Since the OP is a mathematician, I'll write this in a style that I would think would work for a mathematician with no specific background in physics.
Newton claimed:
Absolute, true and mathematical time, of itself, and from its own nature flows equably without regard to anything external, and by another name is called duration: relative, apparent and common time, is some sensible and external (whether accurate or unequable) measure of duration by the means of motion, which is commonly used instead of true time ...
This is sort of a similar outlook to the one created by Descartes a generation earlier. We imagine space and time as imbued with preferred coordinate systems, such as Cartesian coordinates for the Euclidean plane. Although there may be some freedom to choose our coordinates, e.g., we can rotate or translate the axes, they are imagined to be rigid. There can be coordinates that are not as good, because lines don't have equations of the expected form.
In coordinates $(t,x)$, Newton's laws make predictions about $d^2x/dt^2$. Therefore we can always make a change of coordinates of the form
$$ x' = x+vt+x_0$$
$$ t' = t+t_0,$$
and because the second derivative stays the same under this transformation, the laws still work. However, there are other coordinates that we're not allowed to use, e.g., if $(t,x)$ are coordinates in which Newton's laws hold, then we're not allowed to use coordinates such as
$$ x' = x^3$$
$$ t' = t.$$
These attitudes about the absolute nature of time and space became very ingrained, but general relativity pretty much demolished them. GR takes place on a manifold, and you typically can't even coordinatize an entire manifold using one set of coordinates. Therefore we end up expressing GR (in the standard formulation) entirely in terms of tensors, in such a way that any equation remains true under any smooth change of coordinates (diffeomorphism).
The attitude is that coordinates are just names for points in spacetime, and the points don't care what we name them.
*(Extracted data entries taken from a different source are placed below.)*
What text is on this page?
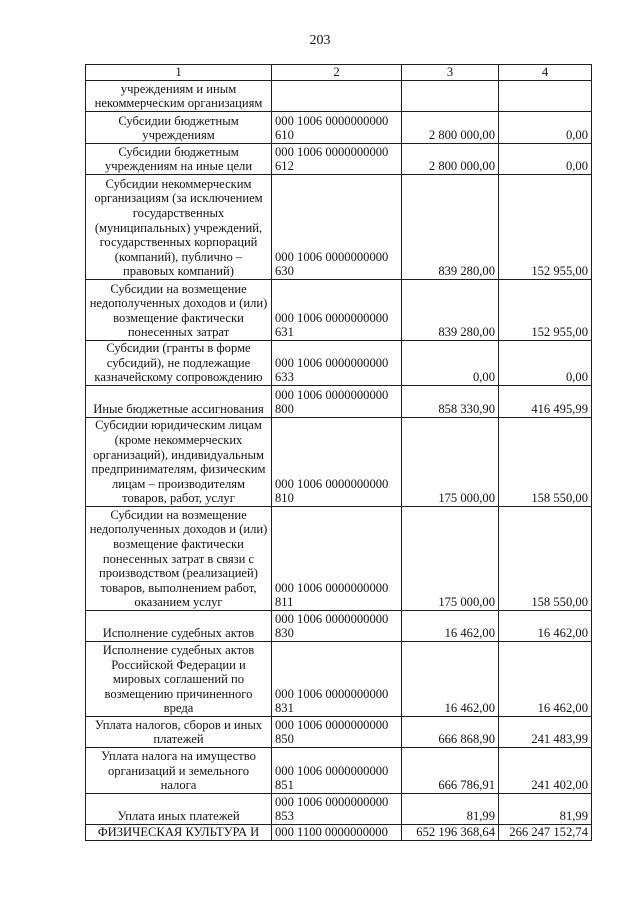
203
1	2	3	4
учреждениям и иным некоммерческим организациям			
Субсидии бюджетным учреждениям	000 1006 0000000000 610	2 800 000,00	0,00
Субсидии бюджетным учреждениям на иные цели	000 1006 0000000000 612	2 800 000,00	0,00
Субсидии некоммерческим организациям (за исключением государственных (муниципальных) учреждений, государственных корпораций (компаний), публично – правовых компаний)	000 1006 0000000000 630	839 280,00	152 955,00
Субсидии на возмещение недополученных доходов и (или) возмещение фактически понесенных затрат	000 1006 0000000000 631	839 280,00	152 955,00
Субсидии (гранты в форме субсидий), не подлежащие казначейскому сопровождению	000 1006 0000000000 633	0,00	0,00
Иные бюджетные ассигнования	000 1006 0000000000 800	858 330,90	416 495,99
Субсидии юридическим лицам (кроме некоммерческих организаций), индивидуальным предпринимателям, физическим лицам – производителям товаров, работ, услуг	000 1006 0000000000 810	175 000,00	158 550,00
Субсидии на возмещение недополученных доходов и (или) возмещение фактически понесенных затрат в связи с производством (реализацией) товаров, выполнением работ, оказанием услуг	000 1006 0000000000 811	175 000,00	158 550,00
Исполнение судебных актов	000 1006 0000000000 830	16 462,00	16 462,00
Исполнение судебных актов Российской Федерации и мировых соглашений по возмещению причиненного вреда	000 1006 0000000000 831	16 462,00	16 462,00
Уплата налогов, сборов и иных платежей	000 1006 0000000000 850	666 868,90	241 483,99
Уплата налога на имущество организаций и земельного налога	000 1006 0000000000 851	666 786,91	241 402,00
Уплата иных платежей	000 1006 0000000000 853	81,99	81,99
ФИЗИЧЕСКАЯ КУЛЬТУРА И	000 1100 0000000000	652 196 368,64	266 247 152,74
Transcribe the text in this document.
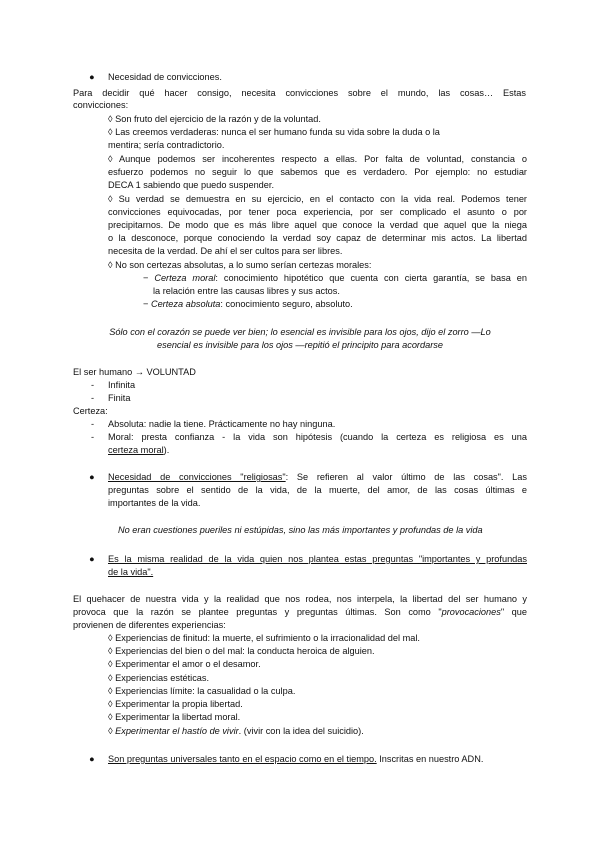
● Necesidad de convicciones.
Para decidir qué hacer consigo, necesita convicciones sobre el mundo, las cosas… Estas
convicciones:
◊ Son fruto del ejercicio de la razón y de la voluntad.
◊ Las creemos verdaderas: nunca el ser humano funda su vida sobre la duda o la
mentira; sería contradictorio.
◊ Aunque podemos ser incoherentes respecto a ellas. Por falta de voluntad, constancia o
esfuerzo podemos no seguir lo que sabemos que es verdadero. Por ejemplo: no estudiar
DECA 1 sabiendo que puedo suspender.
◊ Su verdad se demuestra en su ejercicio, en el contacto con la vida real. Podemos tener
convicciones equivocadas, por tener poca experiencia, por ser complicado el asunto o por
precipitarnos. De modo que es más libre aquel que conoce la verdad que aquel que la niega
o la desconoce, porque conociendo la verdad soy capaz de determinar mis actos. La libertad
necesita de la verdad. De ahí el ser cultos para ser libres.
◊ No son certezas absolutas, a lo sumo serían certezas morales:
− Certeza moral: conocimiento hipotético que cuenta con cierta garantía, se basa en
la relación entre las causas libres y sus actos.
− Certeza absoluta: conocimiento seguro, absoluto.
Sólo con el corazón se puede ver bien; lo esencial es invisible para los ojos, dijo el zorro —Lo
esencial es invisible para los ojos —repitió el principito para acordarse
El ser humano → VOLUNTAD
- Infinita
- Finita
Certeza:
- Absoluta: nadie la tiene. Prácticamente no hay ninguna.
- Moral: presta confianza - la vida son hipótesis (cuando la certeza es religiosa es una
certeza moral).
● Necesidad de convicciones "religiosas": Se refieren al valor último de las cosas". Las
preguntas sobre el sentido de la vida, de la muerte, del amor, de las cosas últimas e
importantes de la vida.
No eran cuestiones pueriles ni estúpidas, sino las más importantes y profundas de la vida
● Es la misma realidad de la vida quien nos plantea estas preguntas "importantes y profundas
de la vida".
El quehacer de nuestra vida y la realidad que nos rodea, nos interpela, la libertad del ser humano y
provoca que la razón se plantee preguntas y preguntas últimas. Son como "provocaciones" que
provienen de diferentes experiencias:
◊ Experiencias de finitud: la muerte, el sufrimiento o la irracionalidad del mal.
◊ Experiencias del bien o del mal: la conducta heroica de alguien.
◊ Experimentar el amor o el desamor.
◊ Experiencias estéticas.
◊ Experiencias límite: la casualidad o la culpa.
◊ Experimentar la propia libertad.
◊ Experimentar la libertad moral.
◊ Experimentar el hastío de vivir. (vivir con la idea del suicidio).
● Son preguntas universales tanto en el espacio como en el tiempo. Inscritas en nuestro ADN.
Many physical theories other than GR can also be expressed in this way, so I don't really agree with Weyl'ls characterization in detail. But it is true that some physical theories resist being cast in this way. For example, in quantum mechanics time is a parameter rather than an observable, so it can't be treated on the same footing as space, and we don't have the freedom to subject time to an arbitrary smooth change of coordinates.